Enkazdaki felaketler…
Sahadan edindiğimiz bilgiye göre yıkılan binaların şu ana kadar % 5’i döküm sahalarına taşınmış ve daha yıkılacak binlerce hasarlı yapı var. Gördüğümüz fotoğraflar ise yaklaşmakta olan tehlikenin sadece görünen yüzü.
Enkaz kaldırma ve döküm operasyonları sırasında ortaya çıkan toz kirliliği, özünde Dünya Sağlık Örgütü dış ortam hava kalitesi kılavuzunda ve ulusal mevzuatımız kapsamında tanımlanan partikül madde kirliliği. Partikül maddeler kompozisyonunda kadmiyum, nikel gibi ağır metalleri barındırmanın yanı sıra aynı zamanda asbest liflerini de hava yolu aracılığıyla taşıyarak soluduğumuz havayı zehirliyor. Halk sağlığı uzmanları her fırsatta ffp2 vb. maskelerinin kullanım zorunluluğunu sıklıkla vurgularken meslek odaları, asbest uzmanları ve çevre örgütleri bu riski asgari düzeyde tutabilmek için sulama yönteminin önemini dile getiriyor.

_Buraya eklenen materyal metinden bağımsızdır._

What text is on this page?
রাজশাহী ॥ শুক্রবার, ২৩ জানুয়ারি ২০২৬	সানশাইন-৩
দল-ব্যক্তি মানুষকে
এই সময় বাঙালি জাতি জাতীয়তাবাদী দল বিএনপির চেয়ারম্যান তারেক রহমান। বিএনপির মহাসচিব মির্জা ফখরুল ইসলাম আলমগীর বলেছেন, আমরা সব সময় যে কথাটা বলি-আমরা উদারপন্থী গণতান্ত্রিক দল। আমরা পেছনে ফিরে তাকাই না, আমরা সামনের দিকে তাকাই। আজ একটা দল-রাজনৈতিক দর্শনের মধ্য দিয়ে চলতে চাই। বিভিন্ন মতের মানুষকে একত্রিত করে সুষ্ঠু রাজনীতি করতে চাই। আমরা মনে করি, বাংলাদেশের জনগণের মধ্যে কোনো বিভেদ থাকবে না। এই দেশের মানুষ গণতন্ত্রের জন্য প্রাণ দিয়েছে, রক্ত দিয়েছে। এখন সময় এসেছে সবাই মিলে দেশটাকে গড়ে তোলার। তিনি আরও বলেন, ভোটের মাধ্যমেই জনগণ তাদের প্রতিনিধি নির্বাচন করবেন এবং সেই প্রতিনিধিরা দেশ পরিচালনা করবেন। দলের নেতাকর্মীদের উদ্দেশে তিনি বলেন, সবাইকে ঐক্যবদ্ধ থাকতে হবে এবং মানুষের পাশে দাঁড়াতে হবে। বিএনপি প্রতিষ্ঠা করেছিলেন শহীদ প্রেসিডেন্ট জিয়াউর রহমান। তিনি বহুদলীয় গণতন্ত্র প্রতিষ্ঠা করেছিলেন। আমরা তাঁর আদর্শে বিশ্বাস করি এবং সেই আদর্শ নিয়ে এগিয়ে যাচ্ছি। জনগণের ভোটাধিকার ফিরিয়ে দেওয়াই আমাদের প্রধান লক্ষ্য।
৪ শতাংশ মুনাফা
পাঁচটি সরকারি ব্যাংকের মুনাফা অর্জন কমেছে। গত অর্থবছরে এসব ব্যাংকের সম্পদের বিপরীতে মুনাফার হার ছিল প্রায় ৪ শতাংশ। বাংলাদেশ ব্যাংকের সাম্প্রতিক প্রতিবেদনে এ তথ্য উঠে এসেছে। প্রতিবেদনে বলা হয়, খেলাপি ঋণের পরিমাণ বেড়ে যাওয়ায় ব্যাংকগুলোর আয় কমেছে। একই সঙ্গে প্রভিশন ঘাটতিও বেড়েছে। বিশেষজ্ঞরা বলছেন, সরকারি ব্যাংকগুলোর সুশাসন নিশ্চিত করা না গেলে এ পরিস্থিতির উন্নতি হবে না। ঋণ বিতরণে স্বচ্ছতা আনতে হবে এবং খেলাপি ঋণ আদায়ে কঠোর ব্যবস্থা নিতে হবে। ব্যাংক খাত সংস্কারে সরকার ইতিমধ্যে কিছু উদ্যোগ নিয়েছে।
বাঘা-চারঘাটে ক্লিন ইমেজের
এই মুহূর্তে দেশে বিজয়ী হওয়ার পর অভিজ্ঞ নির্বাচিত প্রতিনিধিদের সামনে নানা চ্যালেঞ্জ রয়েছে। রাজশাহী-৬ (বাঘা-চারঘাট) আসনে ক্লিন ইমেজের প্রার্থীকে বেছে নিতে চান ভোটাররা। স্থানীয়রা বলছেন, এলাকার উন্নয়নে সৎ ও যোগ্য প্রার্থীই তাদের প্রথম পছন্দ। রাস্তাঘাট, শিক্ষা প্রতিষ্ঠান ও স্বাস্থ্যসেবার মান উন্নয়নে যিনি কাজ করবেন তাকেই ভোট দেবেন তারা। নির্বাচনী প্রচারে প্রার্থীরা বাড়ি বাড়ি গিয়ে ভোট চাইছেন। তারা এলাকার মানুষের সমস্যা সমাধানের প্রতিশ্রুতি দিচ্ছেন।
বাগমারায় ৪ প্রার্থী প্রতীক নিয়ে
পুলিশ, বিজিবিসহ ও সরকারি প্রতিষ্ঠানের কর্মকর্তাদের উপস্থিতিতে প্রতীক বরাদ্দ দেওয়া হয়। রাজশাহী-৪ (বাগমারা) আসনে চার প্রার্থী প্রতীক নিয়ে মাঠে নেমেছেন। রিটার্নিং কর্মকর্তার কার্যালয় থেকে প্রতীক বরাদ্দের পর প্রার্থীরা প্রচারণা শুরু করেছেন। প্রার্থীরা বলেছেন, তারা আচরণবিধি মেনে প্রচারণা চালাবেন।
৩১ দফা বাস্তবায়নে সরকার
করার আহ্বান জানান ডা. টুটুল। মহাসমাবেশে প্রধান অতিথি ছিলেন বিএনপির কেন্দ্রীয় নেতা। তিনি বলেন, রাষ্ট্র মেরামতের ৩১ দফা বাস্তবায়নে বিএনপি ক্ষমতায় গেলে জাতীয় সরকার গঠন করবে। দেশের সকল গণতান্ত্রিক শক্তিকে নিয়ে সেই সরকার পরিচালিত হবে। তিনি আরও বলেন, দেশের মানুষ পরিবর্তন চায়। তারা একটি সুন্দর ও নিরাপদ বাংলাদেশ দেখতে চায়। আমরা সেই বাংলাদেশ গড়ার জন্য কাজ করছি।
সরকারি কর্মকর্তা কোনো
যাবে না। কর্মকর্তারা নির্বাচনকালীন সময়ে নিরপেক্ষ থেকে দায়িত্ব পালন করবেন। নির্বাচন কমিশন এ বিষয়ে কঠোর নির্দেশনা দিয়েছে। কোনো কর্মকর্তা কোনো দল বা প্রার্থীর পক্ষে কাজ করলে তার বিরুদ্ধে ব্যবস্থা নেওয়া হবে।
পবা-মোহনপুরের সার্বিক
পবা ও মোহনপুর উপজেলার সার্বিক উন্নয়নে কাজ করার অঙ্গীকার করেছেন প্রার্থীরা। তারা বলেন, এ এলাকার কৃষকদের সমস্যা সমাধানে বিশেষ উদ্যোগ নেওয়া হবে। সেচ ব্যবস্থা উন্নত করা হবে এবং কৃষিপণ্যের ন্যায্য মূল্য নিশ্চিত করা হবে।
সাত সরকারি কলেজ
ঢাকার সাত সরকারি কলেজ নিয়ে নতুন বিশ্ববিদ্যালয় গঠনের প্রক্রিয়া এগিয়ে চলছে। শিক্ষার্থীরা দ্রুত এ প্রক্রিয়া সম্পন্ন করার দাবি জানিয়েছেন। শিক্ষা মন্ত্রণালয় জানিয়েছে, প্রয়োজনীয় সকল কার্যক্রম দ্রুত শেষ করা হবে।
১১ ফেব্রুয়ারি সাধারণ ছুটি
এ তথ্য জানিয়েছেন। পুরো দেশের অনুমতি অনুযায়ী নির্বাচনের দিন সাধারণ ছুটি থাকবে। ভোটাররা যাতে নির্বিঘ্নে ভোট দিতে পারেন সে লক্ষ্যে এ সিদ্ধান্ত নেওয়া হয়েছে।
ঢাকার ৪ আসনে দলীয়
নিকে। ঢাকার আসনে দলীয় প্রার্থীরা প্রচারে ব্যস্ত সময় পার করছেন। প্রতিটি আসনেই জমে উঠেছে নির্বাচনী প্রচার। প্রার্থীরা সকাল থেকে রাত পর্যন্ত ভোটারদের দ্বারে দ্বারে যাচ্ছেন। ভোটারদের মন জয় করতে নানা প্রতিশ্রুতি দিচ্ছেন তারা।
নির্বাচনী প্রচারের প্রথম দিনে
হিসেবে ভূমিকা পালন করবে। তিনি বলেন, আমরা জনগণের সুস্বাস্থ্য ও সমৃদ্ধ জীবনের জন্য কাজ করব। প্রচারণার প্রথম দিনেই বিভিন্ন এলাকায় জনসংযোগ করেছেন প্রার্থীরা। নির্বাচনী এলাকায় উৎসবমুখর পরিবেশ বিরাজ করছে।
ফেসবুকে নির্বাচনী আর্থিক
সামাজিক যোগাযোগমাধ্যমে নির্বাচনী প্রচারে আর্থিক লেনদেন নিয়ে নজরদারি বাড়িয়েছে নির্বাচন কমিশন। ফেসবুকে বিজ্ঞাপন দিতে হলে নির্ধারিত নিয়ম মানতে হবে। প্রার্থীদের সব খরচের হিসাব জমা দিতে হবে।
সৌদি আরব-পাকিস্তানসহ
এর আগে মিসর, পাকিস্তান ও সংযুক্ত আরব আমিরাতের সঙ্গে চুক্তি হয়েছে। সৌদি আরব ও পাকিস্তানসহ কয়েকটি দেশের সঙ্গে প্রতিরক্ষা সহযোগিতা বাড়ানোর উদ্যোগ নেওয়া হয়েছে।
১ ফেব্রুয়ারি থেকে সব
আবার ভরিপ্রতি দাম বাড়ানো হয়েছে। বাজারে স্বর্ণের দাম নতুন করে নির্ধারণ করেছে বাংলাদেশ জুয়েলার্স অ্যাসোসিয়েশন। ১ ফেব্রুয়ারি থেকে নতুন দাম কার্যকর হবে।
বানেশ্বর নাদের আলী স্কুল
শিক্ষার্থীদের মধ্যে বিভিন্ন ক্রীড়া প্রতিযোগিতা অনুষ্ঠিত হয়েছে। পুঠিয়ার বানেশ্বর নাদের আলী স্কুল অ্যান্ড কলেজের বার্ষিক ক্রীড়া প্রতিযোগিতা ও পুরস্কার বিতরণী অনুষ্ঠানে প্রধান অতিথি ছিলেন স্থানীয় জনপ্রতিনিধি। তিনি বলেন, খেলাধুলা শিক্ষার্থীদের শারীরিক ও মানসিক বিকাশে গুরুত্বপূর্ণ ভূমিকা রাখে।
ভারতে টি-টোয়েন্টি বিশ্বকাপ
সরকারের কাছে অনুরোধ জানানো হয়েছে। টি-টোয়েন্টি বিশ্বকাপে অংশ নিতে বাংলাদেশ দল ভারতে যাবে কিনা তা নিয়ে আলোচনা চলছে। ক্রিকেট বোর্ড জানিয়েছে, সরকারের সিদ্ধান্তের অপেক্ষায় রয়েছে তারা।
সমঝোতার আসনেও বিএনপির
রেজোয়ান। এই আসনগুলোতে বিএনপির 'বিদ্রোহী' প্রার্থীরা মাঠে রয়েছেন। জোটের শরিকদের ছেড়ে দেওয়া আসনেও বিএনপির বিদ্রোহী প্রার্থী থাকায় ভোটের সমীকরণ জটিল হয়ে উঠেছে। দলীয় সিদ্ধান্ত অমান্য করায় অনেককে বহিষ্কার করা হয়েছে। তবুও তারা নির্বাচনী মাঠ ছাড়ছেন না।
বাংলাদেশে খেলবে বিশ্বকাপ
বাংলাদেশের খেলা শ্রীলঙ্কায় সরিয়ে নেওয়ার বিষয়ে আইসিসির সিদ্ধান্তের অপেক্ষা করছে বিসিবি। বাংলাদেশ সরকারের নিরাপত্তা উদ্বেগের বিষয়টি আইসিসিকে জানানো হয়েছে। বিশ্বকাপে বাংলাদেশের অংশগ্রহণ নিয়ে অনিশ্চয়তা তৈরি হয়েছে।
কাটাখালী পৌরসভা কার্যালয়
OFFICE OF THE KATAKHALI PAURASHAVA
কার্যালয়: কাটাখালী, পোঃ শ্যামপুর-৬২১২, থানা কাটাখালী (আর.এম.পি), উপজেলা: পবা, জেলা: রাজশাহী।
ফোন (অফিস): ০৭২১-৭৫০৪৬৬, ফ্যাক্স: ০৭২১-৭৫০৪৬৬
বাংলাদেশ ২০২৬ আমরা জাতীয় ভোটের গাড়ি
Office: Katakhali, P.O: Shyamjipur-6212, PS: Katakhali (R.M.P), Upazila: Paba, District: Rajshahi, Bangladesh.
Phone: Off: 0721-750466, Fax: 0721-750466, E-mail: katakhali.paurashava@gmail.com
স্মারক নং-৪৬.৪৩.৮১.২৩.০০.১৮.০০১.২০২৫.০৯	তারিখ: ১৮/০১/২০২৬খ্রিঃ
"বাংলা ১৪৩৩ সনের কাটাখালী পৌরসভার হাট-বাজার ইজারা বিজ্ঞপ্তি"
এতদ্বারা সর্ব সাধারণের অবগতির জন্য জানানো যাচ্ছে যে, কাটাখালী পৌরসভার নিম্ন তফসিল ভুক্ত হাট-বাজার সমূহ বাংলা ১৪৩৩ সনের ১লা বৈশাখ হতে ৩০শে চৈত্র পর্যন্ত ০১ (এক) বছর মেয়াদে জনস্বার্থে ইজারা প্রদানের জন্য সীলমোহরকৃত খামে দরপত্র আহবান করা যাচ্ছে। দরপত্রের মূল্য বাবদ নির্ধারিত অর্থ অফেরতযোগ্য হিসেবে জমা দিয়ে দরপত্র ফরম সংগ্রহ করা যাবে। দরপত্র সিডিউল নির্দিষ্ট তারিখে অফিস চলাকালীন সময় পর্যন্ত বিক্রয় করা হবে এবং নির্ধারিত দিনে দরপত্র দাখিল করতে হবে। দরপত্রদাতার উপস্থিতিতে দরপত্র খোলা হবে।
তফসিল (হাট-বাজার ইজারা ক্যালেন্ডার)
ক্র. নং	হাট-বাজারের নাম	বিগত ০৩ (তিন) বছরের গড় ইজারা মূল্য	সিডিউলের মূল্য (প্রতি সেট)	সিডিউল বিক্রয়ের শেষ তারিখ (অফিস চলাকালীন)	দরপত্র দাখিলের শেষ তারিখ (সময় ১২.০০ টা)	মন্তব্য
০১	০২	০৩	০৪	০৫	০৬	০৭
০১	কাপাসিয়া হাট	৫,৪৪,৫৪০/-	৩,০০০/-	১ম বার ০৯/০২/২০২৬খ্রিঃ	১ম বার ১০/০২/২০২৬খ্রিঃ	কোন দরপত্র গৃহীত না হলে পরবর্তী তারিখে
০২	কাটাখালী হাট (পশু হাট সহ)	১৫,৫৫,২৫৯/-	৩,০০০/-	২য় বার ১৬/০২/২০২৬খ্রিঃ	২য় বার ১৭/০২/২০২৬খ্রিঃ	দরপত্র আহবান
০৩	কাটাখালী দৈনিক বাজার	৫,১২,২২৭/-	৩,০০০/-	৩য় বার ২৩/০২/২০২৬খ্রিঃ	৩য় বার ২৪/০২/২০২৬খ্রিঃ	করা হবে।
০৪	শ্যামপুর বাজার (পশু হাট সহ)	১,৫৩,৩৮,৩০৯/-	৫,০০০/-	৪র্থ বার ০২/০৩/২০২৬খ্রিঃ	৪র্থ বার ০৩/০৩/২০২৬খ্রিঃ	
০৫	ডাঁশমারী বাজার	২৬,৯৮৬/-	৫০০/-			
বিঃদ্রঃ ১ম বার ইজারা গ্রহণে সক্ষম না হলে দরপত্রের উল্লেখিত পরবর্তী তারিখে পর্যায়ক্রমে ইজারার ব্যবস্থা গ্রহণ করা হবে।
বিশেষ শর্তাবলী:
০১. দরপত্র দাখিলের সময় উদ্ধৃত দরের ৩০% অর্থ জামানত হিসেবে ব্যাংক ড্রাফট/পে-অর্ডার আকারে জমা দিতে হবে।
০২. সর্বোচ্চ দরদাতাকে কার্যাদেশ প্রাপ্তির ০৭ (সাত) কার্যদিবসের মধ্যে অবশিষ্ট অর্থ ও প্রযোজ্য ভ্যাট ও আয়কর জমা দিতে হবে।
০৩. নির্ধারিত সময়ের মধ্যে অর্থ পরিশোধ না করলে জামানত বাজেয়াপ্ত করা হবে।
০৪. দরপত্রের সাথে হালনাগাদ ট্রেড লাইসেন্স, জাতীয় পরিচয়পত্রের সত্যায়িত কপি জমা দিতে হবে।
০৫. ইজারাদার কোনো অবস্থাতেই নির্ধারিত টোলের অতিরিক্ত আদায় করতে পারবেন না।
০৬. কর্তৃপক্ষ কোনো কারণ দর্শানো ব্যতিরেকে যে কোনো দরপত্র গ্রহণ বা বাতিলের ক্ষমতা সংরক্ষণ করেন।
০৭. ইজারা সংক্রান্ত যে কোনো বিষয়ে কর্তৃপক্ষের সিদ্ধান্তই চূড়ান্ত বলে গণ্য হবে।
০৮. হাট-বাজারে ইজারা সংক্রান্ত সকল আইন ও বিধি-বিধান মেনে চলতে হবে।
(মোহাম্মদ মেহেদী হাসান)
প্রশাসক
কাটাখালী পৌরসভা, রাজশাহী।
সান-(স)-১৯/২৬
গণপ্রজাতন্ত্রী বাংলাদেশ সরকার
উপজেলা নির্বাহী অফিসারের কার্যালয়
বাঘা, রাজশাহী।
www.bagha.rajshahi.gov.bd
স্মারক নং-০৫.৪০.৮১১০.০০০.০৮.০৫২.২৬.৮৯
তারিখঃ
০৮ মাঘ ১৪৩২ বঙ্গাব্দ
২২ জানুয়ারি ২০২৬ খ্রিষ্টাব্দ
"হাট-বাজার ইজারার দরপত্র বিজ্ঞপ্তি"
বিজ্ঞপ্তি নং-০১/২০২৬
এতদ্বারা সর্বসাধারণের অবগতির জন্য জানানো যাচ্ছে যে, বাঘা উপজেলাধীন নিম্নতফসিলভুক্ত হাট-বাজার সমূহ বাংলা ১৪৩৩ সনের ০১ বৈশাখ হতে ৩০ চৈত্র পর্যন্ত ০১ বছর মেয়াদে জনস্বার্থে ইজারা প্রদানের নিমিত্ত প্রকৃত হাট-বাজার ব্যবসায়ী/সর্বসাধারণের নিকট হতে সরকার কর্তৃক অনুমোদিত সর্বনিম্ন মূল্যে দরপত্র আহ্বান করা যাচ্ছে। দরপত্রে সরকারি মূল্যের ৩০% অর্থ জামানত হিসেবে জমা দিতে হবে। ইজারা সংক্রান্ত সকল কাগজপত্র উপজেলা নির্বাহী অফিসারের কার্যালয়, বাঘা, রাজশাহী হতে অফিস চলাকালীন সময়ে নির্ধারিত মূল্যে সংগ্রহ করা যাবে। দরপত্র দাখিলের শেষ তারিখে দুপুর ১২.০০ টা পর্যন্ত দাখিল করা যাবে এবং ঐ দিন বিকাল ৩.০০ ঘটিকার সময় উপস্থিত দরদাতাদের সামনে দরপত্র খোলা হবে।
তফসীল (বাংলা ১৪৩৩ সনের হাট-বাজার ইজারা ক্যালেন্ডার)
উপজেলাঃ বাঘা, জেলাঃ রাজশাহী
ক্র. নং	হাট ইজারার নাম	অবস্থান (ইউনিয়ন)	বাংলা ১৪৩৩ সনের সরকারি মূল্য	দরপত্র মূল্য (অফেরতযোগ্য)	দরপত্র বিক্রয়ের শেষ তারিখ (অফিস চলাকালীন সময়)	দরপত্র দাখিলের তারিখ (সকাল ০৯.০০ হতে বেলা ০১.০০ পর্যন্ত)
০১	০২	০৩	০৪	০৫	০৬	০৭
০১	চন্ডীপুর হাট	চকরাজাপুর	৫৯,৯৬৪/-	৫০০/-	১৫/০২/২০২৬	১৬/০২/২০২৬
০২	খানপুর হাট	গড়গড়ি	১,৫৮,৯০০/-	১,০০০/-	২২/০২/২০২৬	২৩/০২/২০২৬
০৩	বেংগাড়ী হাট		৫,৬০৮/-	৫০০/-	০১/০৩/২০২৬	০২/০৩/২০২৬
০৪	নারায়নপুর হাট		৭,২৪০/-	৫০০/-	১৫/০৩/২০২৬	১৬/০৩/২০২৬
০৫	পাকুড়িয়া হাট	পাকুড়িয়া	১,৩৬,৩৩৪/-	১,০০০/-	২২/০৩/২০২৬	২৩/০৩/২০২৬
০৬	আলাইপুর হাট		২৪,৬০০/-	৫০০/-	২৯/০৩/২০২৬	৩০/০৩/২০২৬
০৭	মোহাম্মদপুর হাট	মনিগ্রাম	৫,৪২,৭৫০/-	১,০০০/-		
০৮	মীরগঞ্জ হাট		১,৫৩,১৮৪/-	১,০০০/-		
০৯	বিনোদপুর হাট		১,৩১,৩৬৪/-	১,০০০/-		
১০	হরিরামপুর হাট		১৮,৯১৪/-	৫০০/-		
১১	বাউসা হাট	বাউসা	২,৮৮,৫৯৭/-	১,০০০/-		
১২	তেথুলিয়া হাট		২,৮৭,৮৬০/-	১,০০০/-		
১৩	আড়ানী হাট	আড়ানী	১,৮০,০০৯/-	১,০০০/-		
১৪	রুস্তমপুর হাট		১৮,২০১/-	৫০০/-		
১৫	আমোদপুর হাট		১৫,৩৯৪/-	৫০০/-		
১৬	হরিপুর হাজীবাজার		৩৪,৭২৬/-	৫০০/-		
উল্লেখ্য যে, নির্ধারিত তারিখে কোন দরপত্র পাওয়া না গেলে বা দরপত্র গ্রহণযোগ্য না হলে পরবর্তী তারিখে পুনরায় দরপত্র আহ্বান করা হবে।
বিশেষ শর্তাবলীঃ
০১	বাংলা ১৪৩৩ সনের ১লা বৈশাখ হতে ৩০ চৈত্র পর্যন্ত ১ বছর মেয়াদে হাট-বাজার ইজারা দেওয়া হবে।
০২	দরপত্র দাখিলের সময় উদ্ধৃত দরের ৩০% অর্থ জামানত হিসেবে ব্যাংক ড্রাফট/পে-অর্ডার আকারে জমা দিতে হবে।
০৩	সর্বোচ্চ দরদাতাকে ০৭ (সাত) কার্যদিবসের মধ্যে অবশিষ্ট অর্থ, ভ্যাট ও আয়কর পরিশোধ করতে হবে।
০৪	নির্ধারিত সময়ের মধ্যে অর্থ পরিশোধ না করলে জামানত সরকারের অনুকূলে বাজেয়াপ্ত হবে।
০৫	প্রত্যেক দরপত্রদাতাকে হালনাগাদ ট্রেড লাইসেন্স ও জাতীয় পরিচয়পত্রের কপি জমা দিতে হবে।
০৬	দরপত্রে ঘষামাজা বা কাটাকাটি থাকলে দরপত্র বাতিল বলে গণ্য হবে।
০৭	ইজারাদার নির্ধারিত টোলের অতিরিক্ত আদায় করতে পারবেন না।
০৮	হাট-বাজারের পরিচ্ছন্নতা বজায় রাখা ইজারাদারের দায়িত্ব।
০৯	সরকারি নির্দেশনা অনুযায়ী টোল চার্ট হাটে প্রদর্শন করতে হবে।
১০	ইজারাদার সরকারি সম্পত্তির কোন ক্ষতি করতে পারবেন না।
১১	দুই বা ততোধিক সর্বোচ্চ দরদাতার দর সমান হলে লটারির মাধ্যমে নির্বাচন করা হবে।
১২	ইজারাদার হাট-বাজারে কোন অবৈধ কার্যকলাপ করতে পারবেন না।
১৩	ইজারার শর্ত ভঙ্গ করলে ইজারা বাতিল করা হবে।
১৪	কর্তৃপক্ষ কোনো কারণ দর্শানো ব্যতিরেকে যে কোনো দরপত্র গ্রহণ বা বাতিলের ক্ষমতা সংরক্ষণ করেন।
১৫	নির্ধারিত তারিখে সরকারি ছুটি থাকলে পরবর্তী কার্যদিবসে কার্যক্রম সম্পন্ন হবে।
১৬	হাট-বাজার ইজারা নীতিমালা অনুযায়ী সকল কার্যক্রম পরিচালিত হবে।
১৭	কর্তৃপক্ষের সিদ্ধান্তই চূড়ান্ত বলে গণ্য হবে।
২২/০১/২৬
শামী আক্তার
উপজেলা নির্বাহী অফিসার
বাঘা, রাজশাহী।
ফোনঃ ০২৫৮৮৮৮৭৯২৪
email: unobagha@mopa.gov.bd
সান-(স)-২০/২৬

Sahadaki gözlemlerimiz sırasında uzmanların sulama için tavsiye ettiği pulvarize sistemlere rastlamadık. Koçören ve Samandağ Stadyumu’ndaki döküm sahalarında tek bir arazöz bina atıklarının oluşturduğu yığınlara karşı çalışıyordu ama bu da yeterli bir çalışma yöntemi değildi. Altınözü-Antakya yolunda Hatay’ın en büyük döküm sahasında ise tek bir arazöz dahi çalışmıyordu. Ek olarak, Defne, Samandağ ve Antakya’da gördüğümüz enkaz kaldırma operasyonlarında basit bir hortumla bile sulama işleminin yapıldığını görmedik. Bu eksikler ne yazık ki hava kirliliği ve asbestden kaynaklanacak yeni bir felaketin kapısını aralıyor.
Enkaz Yönetimi ve Hava Kirliliği: Alarm Veren Veriler!
Deprem bölgesinde yaptığımız ölçümlerde elde ettiğimiz hava kirliliği saatlik ortalamaları, bölgedeki insanların maruz kaldığı kirlilik seviyesi açısından endişe verici; PM 2.5 1. Grup kanserojen olarak kabul ediliyor.
- Samandağ ve Defne ilçelerinde 12 saatlik PM 2.5 ölçümü sonucunda 79 µg/m3 olarak tespit edilen kirlilik ortalaması DSÖ’nün belirttiği 24 saatlik limitin 5.2 katı.
- Kirlilik seviyeleri, enkaz kaldırma ve döküm sahalarına yakın bölgelerde yükseliyor; bu noktalardan uzaklaştıkça azalma eğilimi gösteriyor.
- Samandağ Stadyumu’ndaki çadır kent ile döküm sahası arasındaki mesafe sadece 15-20 adım; en yüksek saatlik ortalama hava kirliliği ölçümü 128 µg/m3.
- Samandağ Stadyumu ve Mileyha Sulak Alanı çevresinde, partikül kirliliğinin anlık ortalaması 1262 µg/m3 seviyesine çıkabiliyor.
- Akşam saatlerinde, ısınma amacıyla yakılan ateşler çadır bölgelerindeki hava kirliliğini artırıyor, enkaz çalışmalarında ortaya çıkan toza ek olarak partikül madde kirliliğine neden oluyor.Defne ilçesindeki çadır alanlarında, akşam saatlerinde en yüksek kirlilik yoğunluğu yaşanıyor.
- Hafriyat kamyonları ve rüzgarın etkisiyle savrulan toz, özellikle bozuk yollar ve otoyolların tozlu ve stabilize yapıları nedeniyle kirliliğe katkıda bulunuyor.
- Antakya’daki hava kalitesi ölçüm istasyonu, Samandağ ve Defne ilçelerinde yapılan ölçümler için en yakın istasyon. Bu istasyondan son 2 yıldaki hava kirliği değerlerini, bölgede ölçüm aldığımız 12 saatlik zaman dilimine denk gelen süreyle karşılaştırdık, ardından bu süre için aylık ortalama değerleri hesapladık. Yaptığımız hesaplamalara göre, 5 Mart’taki 12 saatlik ölçüm sonucu, son 2 yıldaki Ocak, Şubat ve Mart ayı ortalamalarının üstünde.
- Deprem sonrası kentsel alandaki göç ve olağan kentsel hareketliliğin azalması, insan faaliyetlerinden kaynaklı hava kirliliği yoğunluğunun düşmesini gerektirirken, aylık ortalamaların üstünde olması ek kirlilik yüküne işaret ediyor.
- Daha güvenilir yorumlar için, haftalık ve aylık uzun süreli ölçüm verileri ile karşılaştırma yapmak gerekiyor, ancak Antakya Hava Kalitesi Ölçüm İstasyonu depremden beri çalışmıyor.